3つ目は、「遷延性意識障害者は寝たきりで生活費がかからないのだから、生活費控除をすべきではないか」という議論です。たしかに、こうした主張を認めているケースもごくまれにありますが、障害者と言えど、外出の際には洋服も必要で、情操教育のためには音楽を聴いたり、読書をしたり、健常者と同じようにテレビも見ます。実際に、こうした刺激を与えることで感情表現が豊かになり、意思表示が可能になることもあるのです。また、我々は、ノーマライゼーションという観点からも、控除すべきではないと強く主張したところ、相手側の主張は完全に排除されました。 (東京地裁管内 和解)
増額のポイント
自宅介護のメリットと介護プランを緻密に立証した結果、1800万円という極めて高額な住宅改造費が、さらに、介護雑費は日額1500円(平均余命まで61年間=約1000万円)、職業介護料も日額2万円が認められたことで、介護費用のみで合計1億7000円という高額で和解を成立させることができた。

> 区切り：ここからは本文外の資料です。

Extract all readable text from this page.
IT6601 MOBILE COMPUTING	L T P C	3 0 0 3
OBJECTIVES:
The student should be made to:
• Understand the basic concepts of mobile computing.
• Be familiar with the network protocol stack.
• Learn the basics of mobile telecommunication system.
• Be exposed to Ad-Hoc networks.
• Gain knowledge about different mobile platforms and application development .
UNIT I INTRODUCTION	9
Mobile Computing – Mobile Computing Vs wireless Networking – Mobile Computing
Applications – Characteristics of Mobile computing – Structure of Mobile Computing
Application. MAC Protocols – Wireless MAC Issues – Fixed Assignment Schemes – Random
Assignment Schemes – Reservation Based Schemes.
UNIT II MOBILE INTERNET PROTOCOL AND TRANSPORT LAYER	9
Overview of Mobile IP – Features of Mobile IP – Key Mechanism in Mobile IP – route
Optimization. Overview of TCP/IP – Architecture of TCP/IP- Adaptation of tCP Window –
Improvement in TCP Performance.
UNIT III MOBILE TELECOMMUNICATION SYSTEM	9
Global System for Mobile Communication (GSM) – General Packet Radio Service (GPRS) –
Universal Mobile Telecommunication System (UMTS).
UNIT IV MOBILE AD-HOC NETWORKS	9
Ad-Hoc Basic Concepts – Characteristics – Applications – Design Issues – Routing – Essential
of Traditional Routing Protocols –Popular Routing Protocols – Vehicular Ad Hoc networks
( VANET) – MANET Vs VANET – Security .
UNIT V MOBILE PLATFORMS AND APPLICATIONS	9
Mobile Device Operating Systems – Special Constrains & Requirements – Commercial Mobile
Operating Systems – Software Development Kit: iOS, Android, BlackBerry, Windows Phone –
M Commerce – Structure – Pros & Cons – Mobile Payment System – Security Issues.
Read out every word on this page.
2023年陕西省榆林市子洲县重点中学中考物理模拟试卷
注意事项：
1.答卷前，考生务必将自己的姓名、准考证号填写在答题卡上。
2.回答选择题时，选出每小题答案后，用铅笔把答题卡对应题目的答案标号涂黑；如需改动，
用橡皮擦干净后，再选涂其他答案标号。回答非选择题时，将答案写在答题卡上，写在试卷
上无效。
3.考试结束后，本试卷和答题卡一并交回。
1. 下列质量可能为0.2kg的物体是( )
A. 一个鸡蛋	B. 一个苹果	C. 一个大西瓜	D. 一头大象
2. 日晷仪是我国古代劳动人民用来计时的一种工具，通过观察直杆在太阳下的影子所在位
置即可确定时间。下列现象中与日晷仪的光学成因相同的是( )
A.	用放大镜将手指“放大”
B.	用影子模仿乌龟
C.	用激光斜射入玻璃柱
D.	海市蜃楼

また、本件被害者は助手席に同乗中、不可抗力の事故で人生を奪われ、介護にあたる両親の苦しみも計り知れないものだった。我々はそうした辛さもしっかりと主張した結果、本人分3500万円という高額な慰謝料につながった。
ご家族は日々大変辛い介護の日々を送っておられるが、我々との出会いにより、自宅介護のための十分な設備と介護費用を確保することができ、その点においてはご安堵いただいた事例である。
加害者自らが、遷延性意識障害という重篤な障害を負わせているにも拘らず、訴訟において「余命が短い=長生きしない(早く死ぬ)」という被告主張は言語道断である。この非人道的な反論を粉砕できたことは、大きな意義がある。